Затем я поспешил в Рим, где мне надо было получить паспорт с визами румынского, венгерского и немецкого правительств. Это время показалось мне бесконечным, я боялся, что красные окажутся в Одессе раньше меня или что мне помешают выехать события в Италии (высадка американцев на юге, немецкая оккупация). Но Провидение решило по-своему: пало правительство Муссолини, и только после этого я отправился в СССР, уже с паспортом правительства Бадольо.
Я получил особую аудиенцию у Папы, и он меня благословил, что было мне большим утешением. Папа велел мне передать его «щедрое благословение» всем страждущим по ту сторону железного занавеса.
Около 20 августа все было готово к отъезду. В последний вечер в Монталтовеккьо мама с едва заметным упреком сказала мне: «Вы уезжаете (со дня моего рукоположения она говорила мне „вы“)… Я вас никогда больше не увижу». Для меня самой большой жертвой Богу было расставание с мамой. Но что было делать? Я ответил: «Если однажды вы услышите, что меня убили, не плачьте, но радуйтесь и гордитесь тем, что вы — мать мученика за веру».
В Бухаресте я вынужден был задержаться, чтобы получить пропуск в военную зону. Но здесь я чувствовал себя спокойнее — Одесса была всего в двадцати четырех часах езды от румынской столицы.
8 сентября я решил продолжить свое путешествие.

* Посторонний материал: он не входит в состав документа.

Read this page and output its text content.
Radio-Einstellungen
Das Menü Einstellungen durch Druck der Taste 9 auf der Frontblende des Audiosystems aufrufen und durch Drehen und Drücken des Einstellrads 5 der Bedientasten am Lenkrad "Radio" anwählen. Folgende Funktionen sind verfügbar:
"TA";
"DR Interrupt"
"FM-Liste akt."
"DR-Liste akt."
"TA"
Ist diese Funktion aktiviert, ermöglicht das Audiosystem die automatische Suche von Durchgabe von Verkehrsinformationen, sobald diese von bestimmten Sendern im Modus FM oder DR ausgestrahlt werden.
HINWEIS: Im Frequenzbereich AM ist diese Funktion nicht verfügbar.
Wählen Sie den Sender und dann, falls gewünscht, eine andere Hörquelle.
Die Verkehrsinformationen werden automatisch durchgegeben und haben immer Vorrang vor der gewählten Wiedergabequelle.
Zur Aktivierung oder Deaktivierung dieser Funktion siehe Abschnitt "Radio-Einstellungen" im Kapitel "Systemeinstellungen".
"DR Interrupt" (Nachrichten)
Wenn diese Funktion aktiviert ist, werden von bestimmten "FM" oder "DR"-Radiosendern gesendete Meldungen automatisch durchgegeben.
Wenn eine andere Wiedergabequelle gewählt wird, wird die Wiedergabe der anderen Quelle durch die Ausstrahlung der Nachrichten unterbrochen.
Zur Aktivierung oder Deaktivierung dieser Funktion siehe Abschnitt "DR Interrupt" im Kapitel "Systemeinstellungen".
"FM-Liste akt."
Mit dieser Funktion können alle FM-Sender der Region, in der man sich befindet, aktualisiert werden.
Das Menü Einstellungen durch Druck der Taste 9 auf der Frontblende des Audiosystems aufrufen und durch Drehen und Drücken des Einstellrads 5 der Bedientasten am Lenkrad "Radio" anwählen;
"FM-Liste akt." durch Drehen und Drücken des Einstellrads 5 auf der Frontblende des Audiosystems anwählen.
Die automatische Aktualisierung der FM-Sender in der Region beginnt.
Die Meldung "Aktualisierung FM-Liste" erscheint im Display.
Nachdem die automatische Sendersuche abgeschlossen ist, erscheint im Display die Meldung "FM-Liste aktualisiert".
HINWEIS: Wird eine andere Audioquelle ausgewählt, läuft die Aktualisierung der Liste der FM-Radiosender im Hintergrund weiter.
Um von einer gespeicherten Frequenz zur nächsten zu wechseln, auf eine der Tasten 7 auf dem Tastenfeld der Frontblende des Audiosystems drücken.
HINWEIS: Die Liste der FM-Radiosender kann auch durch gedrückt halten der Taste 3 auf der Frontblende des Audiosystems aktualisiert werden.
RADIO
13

Поскольку был праздник Рождества Девы Марии, мне не удалось взять такси до вокзала. Раздражение смешивалось с радостью: румынский народ сохранил верность своей религии. И вновь я убедился, что Господь мне помогает: утром я узнал, что 8 сентября Италия капитулировала. Не известно, что было бы со мной, если бы я попытался выехать из Италии с паспортом правительства Бадольо (границу часто проверяли немцы). Пришлось задержаться еще на неделю в Бухаресте. Выяснив, что на Днестре нет серьезных проверок, я отправился в дорогу.
В Одессе меня встречал викарий апостольского администратора. Прием был душевным, как и в итальянском консульстве, где мне приготовили отличную комнату, не соответствовавшую моему скромному статусу, но порой приходится смиренно принимать даже излишества. Когда Бадольо объявил Германии войну, я решил отказаться от гостеприимства консула, чтобы держаться подальше от политики. Кроме того, на консульстве тоже отразилась начавшаяся в Италии гражданская война.
Я старался сохранять равновесие и нейтралитет, уважая все точки зрения, поскольку моим главным делом было спасение душ. Осторожность была продиктована еще и тем, что я не хотел компрометировать себя ни перед румыно-немецкими властями, ни перед будущими советскими[53]. Я добился места в Одессе до прихода русских, оставалось сохранить его за собой.